Now testing Ansible default deployment of Kubernetes. See also #92
taking the opportunity of rebuilding the deployment to improve it. I am working on deploying a load balancer on top of JupyterHub, see https://github.com/zonca/jupyterhub-deploy-kubernetes-jetstream/issues/45
I have a networking issue with the load balancer, opened a ticket about it.

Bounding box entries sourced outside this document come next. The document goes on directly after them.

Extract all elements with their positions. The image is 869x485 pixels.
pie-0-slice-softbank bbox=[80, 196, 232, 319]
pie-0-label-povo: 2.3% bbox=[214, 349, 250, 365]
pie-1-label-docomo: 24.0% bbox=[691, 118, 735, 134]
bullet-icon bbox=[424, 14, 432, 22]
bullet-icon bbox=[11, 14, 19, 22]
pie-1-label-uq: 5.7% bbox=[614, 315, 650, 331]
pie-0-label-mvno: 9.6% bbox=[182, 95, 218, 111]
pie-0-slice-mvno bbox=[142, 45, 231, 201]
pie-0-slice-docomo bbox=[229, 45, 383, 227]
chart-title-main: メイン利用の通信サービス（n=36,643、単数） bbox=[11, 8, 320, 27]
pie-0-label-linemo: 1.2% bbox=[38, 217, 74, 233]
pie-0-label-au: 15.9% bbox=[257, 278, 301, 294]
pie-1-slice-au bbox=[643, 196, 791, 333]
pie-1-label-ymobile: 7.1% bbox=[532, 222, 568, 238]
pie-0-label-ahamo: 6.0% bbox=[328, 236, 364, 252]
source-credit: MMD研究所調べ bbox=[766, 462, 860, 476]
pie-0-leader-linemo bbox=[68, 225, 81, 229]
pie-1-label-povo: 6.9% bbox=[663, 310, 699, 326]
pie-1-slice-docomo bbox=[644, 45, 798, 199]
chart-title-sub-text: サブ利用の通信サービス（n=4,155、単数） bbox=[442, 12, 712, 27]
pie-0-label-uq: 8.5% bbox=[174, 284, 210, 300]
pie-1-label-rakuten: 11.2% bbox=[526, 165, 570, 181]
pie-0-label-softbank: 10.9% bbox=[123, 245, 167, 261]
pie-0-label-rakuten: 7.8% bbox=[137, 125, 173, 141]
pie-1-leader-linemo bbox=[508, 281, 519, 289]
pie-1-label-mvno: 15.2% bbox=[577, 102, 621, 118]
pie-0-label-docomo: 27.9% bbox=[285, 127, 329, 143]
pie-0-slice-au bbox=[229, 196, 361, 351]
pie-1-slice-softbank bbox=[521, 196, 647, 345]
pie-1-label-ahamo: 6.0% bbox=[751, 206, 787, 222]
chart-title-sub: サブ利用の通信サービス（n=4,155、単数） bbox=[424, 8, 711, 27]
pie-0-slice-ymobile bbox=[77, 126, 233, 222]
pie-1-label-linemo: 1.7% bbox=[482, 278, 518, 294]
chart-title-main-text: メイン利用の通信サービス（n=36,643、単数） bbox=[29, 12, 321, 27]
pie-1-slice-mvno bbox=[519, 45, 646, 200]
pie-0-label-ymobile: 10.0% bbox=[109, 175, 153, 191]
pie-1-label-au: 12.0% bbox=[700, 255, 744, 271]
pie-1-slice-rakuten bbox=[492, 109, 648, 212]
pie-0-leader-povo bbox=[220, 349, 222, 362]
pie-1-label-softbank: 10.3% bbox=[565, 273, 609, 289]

still debugging with the help of Jetstream's support
@zonca should I still give the instructions a try, or wait until the load balancer is debugged?
You can try as it is now
issue fixed by Jetstream support. Now I'll write a tutorial about this, then resume deploying the SuperCDMS JupyterHub
I am finalizing the load balancer tutorial
hit other issues with the load balancer, waiting for help from jetstream support
So I started trying to redeploy - is that okay in the current state? I went to https://github.com/det-lab/jupyterhub-deploy-kubernetes-jetstream/blob/cdms/DEPLOY.md and tried to follow the "REDEPLOY.md" instructions, but I'm not sure which prompt I should be using. I'm guessing it's a prompt on jetstream?
@pibion I'll tag you on other issues for this, see the other notifications
@pibion I restarted working on this, deploying a load-balancer is not reliable, so I am going to deploy it without a load balancer, as it was before.
Recently we added support for clusters with both CPU and GPU nodes at the same time: https://www.zonca.dev/posts/2024-02-09-kubernetes-gpu-jetstream2
So I am deploying a test cluster with 1 CPU and 1 GPU node.
I'll notify here when it is available for testing.
ok, I have a preliminary version of the deployment at:
https://kubejetstream-1.phy210008.projects.jetstream-cloud.org/
I am using a temporary URL for now, we will put it under supercdms.jetstream-cloud.org later.
For now I just deployed a plain JupyterHub with a Tensorflow image with GPU support and Gitlab auth. No data sharing volumes for now.
@pibion is it ok if we talk about next steps on Tuesday before or after the kaitai call?
next step is to try use one of the Singularity images, see https://github.com/det-lab/jupyterhub-deploy-kubernetes-jetstream/issues/84
Instances of the old deployment are still on Jetstream 2 in "Shelved Offloaded" state. However we prefer to deploy from scratch, as we had some issues in the old deployment, and better get the latest improvements.